The Study (Vijay Ramesh et al., Global Change Biology, 2025)

  • Data Sources:
    • Bird specimens from British-era natural history museums (late 1800s).
    • Old land-use maps (e.g., Captain John Ouchterlony’s 1848 Nilgiri land-cover map).
    • Contemporary field surveys across 42 sites.
    • Modern satellite imagery.
  • Methodology:
    • Digitisation of historical museum specimens + maps.
    • GIS-based land-use change analysis (1848–2018).
    • Bayesian statistical tool (FAMA – field abundance–museum abundance) → estimated species’ relative abundance.

Key Findings

  • Grassland Decline:
    • 80% reduction → from 993 sq. km (1848) → 201 sq. km (2018).
    • Grassland birds most affected: Nilgiri pipit, Malabar lark.
    • 90% decline in relative abundance of grassland birds.
  • Forest Birds Stability:
    • 53% of forest bird species showed stable populations.
    • Reason: Grasslands converted into wooded forests (plantations + invasive woody species).
    • Indicates habitat “substitution” but not genuine conservation.
  • Conservation Blind Spot:
    • Grasslands not recognised as critical ecosystems.
    • Policies & public perception focus on “forests” and tree planting → inadvertently harm grasslands.

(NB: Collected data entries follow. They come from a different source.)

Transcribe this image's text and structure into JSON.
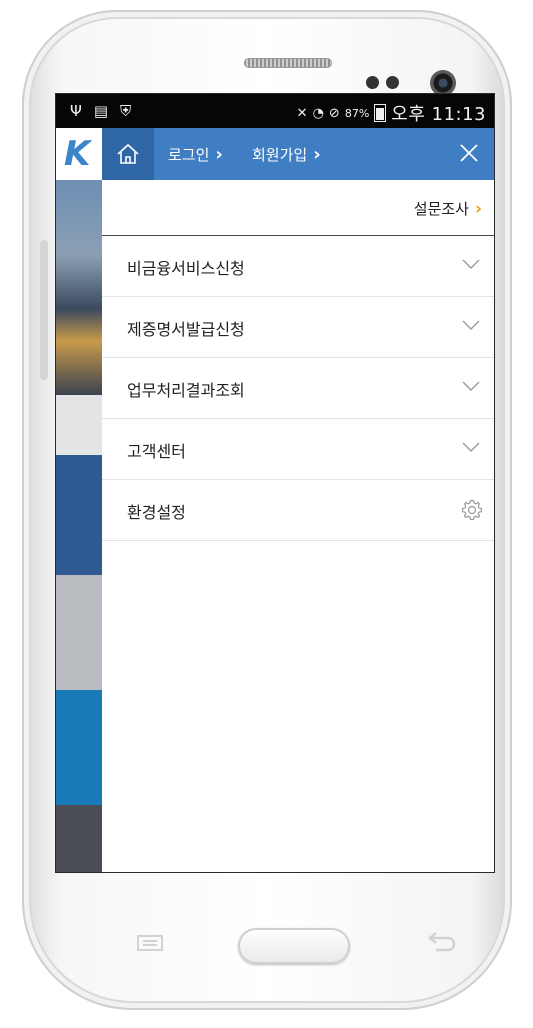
{
  "status_bar": {
    "battery_text": "87%",
    "time": "오후 11:13"
  },
  "header": {
    "login_label": "로그인",
    "signup_label": "회원가입"
  },
  "survey": {
    "label": "설문조사"
  },
  "menu": {
    "items": [
      {
        "label": "비금융서비스신청",
        "icon": "chevron-down-icon"
      },
      {
        "label": "제증명서발급신청",
        "icon": "chevron-down-icon"
      },
      {
        "label": "업무처리결과조회",
        "icon": "chevron-down-icon"
      },
      {
        "label": "고객센터",
        "icon": "chevron-down-icon"
      },
      {
        "label": "환경설정",
        "icon": "gear-icon"
      }
    ]
  },
  "colors": {
    "topbar": "#3f7ec2",
    "home_button": "#2f67a6",
    "accent_chevron": "#e8a21a",
    "logo": "#3a86c8"
  }
}
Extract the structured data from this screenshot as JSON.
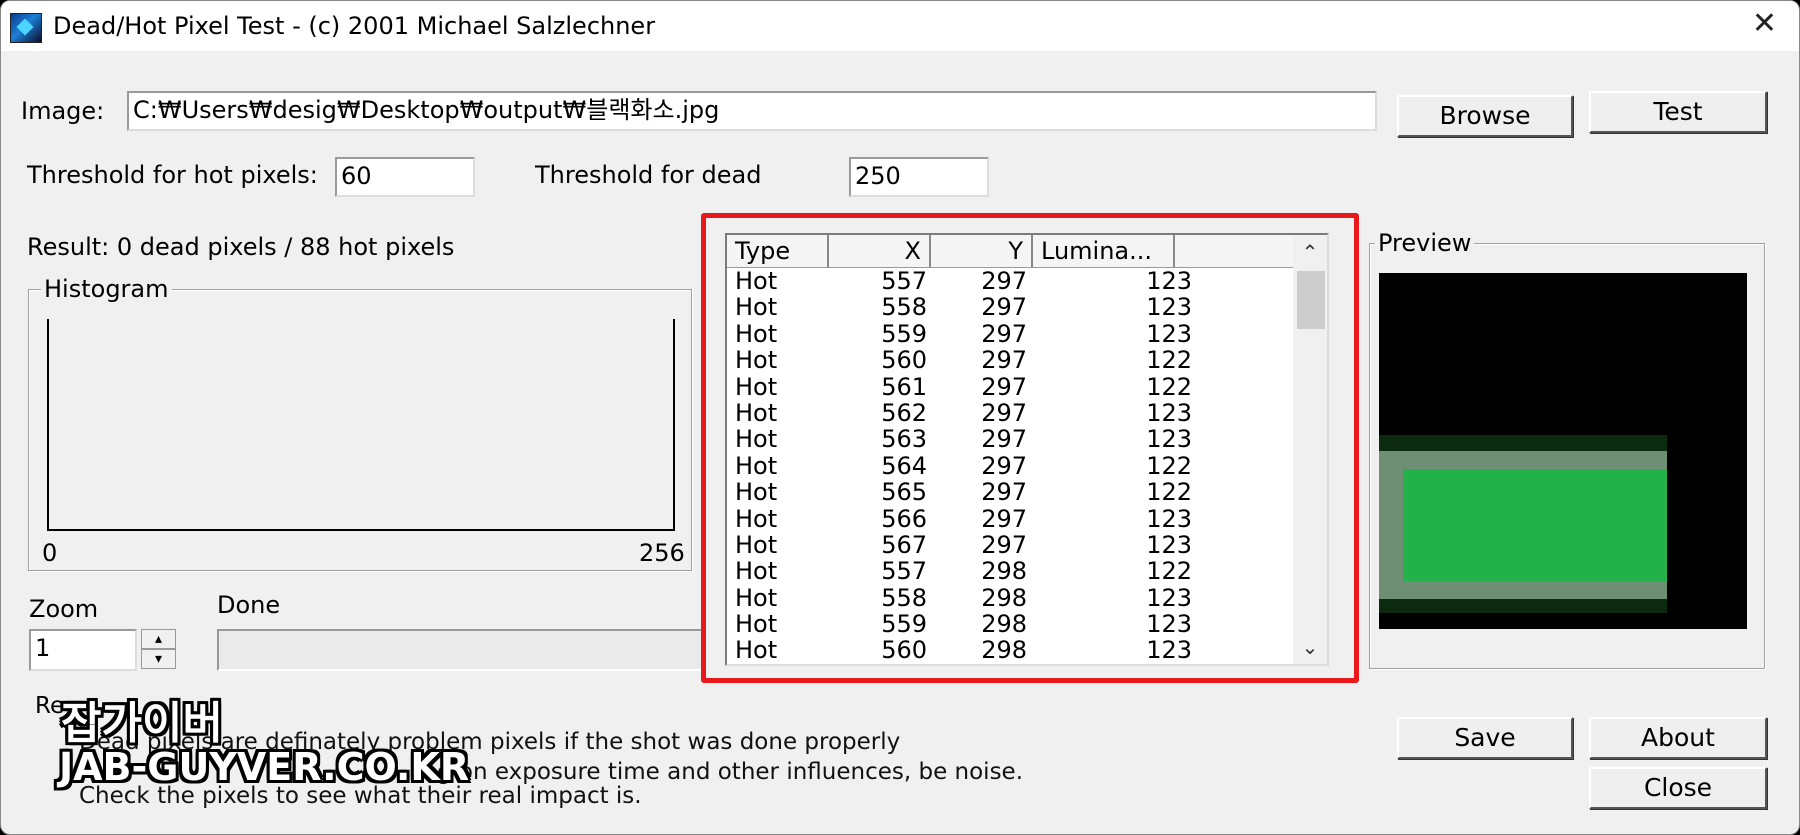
{
  "window": {
    "title": "Dead/Hot Pixel Test - (c) 2001 Michael Salzlechner",
    "close_glyph": "✕"
  },
  "image": {
    "label": "Image:",
    "path": "C:₩Users₩desig₩Desktop₩output₩블랙화소.jpg"
  },
  "buttons": {
    "browse": "Browse",
    "test": "Test",
    "save": "Save",
    "about": "About",
    "close": "Close"
  },
  "thresholds": {
    "hot_label": "Threshold for hot pixels:",
    "hot_value": "60",
    "dead_label": "Threshold for dead",
    "dead_value": "250"
  },
  "result": {
    "text": "Result:  0 dead pixels / 88 hot pixels"
  },
  "histogram": {
    "title": "Histogram",
    "min_label": "0",
    "max_label": "256"
  },
  "zoom": {
    "label": "Zoom",
    "value": "1"
  },
  "status": {
    "label": "Done"
  },
  "list": {
    "columns": [
      "Type",
      "X",
      "Y",
      "Lumina..."
    ],
    "rows": [
      [
        "Hot",
        "557",
        "297",
        "123"
      ],
      [
        "Hot",
        "558",
        "297",
        "123"
      ],
      [
        "Hot",
        "559",
        "297",
        "123"
      ],
      [
        "Hot",
        "560",
        "297",
        "122"
      ],
      [
        "Hot",
        "561",
        "297",
        "122"
      ],
      [
        "Hot",
        "562",
        "297",
        "123"
      ],
      [
        "Hot",
        "563",
        "297",
        "123"
      ],
      [
        "Hot",
        "564",
        "297",
        "122"
      ],
      [
        "Hot",
        "565",
        "297",
        "122"
      ],
      [
        "Hot",
        "566",
        "297",
        "123"
      ],
      [
        "Hot",
        "567",
        "297",
        "123"
      ],
      [
        "Hot",
        "557",
        "298",
        "122"
      ],
      [
        "Hot",
        "558",
        "298",
        "123"
      ],
      [
        "Hot",
        "559",
        "298",
        "123"
      ],
      [
        "Hot",
        "560",
        "298",
        "123"
      ]
    ],
    "scroll_up": "^",
    "scroll_down": "v"
  },
  "preview": {
    "title": "Preview"
  },
  "remarks": {
    "label": "Re",
    "line1": "Dead pixels are definately problem pixels if the shot was done properly",
    "line2": "g on exposure time and other influences, be noise.",
    "line3": "Check the pixels to see what their real impact is."
  },
  "watermark": {
    "korean": "잡가이버",
    "site": "JAB-GUYVER.CO.KR"
  },
  "colors": {
    "highlight_frame": "#e8191c",
    "preview_green": "#23b24a"
  }
}
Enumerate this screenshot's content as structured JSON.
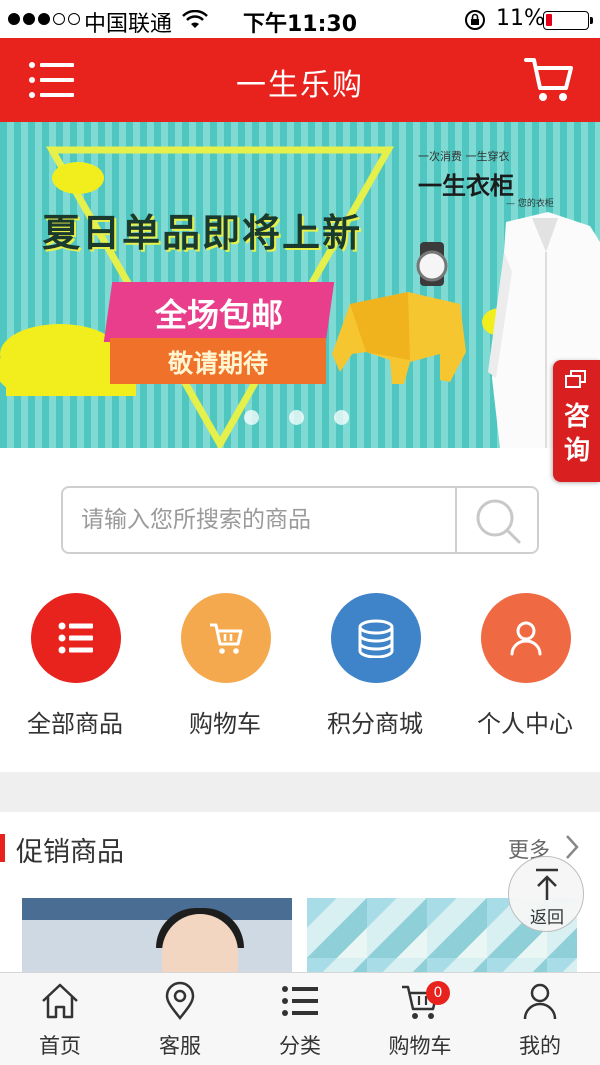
{
  "status_bar": {
    "carrier": "中国联通",
    "time": "下午11:30",
    "battery_percent": "11%",
    "battery_level": 0.11
  },
  "header": {
    "title": "一生乐购",
    "menu_icon": "menu-icon",
    "cart_icon": "cart-icon"
  },
  "banner": {
    "headline": "夏日单品即将上新",
    "badge_main": "全场包邮",
    "badge_sub": "敬请期待",
    "brand_tagline": "一次消费 一生穿衣",
    "brand_name": "一生衣柜",
    "brand_sub": "— 您的衣柜",
    "slides": 3,
    "active_slide": 1
  },
  "consult": {
    "label": "咨询"
  },
  "search": {
    "placeholder": "请输入您所搜索的商品",
    "value": ""
  },
  "quick_nav": [
    {
      "label": "全部商品",
      "icon": "list-icon",
      "color": "#e8221c"
    },
    {
      "label": "购物车",
      "icon": "cart-icon",
      "color": "#f5a94e"
    },
    {
      "label": "积分商城",
      "icon": "coins-icon",
      "color": "#3f83c9"
    },
    {
      "label": "个人中心",
      "icon": "user-icon",
      "color": "#ef6a42"
    }
  ],
  "promo": {
    "title": "促销商品",
    "more": "更多"
  },
  "back_top": {
    "label": "返回"
  },
  "tabbar": [
    {
      "label": "首页",
      "icon": "home-icon"
    },
    {
      "label": "客服",
      "icon": "location-icon"
    },
    {
      "label": "分类",
      "icon": "list-icon"
    },
    {
      "label": "购物车",
      "icon": "cart-icon",
      "badge": "0"
    },
    {
      "label": "我的",
      "icon": "user-icon"
    }
  ],
  "colors": {
    "accent": "#e8221c",
    "banner_teal": "#4fc7c0"
  }
}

Significance of Museums in Conservation

  • Functions:
    • Preserve historical records of species distribution & abundance.
    • Aid taxonomy & species identification.
    • Enable studies on long-term ecological changes (migration, size shifts, community collapse).
    • Baseline data for conservation planning.
  • Examples:
    • Dead birds collected 150 years ago → now key evidence of species decline.
    • Old maps digitised → show land-cover shifts invisible in short-term monitoring.

Challenges

  • Access Issues:
    • Most collections in Western museums (colonial legacy).
    • High costs, visa barriers for Indian researchers.
  • Institutional Barriers:
    • Lack of digitisation in Indian archives.
    • Funding constraints & bureaucratic hurdles.
  • Ethical Concerns:
    • Specimens collected from India but housed abroad → question of ownership & repatriation.

Broader Ecological Insights

  • Grassland Neglect: Seen as “wastelands” → converted into plantations, agriculture, or urban land.
  • Historical Baselines: Essential to understand true extent of biodiversity loss (short-term data underestimates decline).
  • Climate Change Link: Land-use change + temperature rise → shift in ecosystems, pushing species to edge of survival.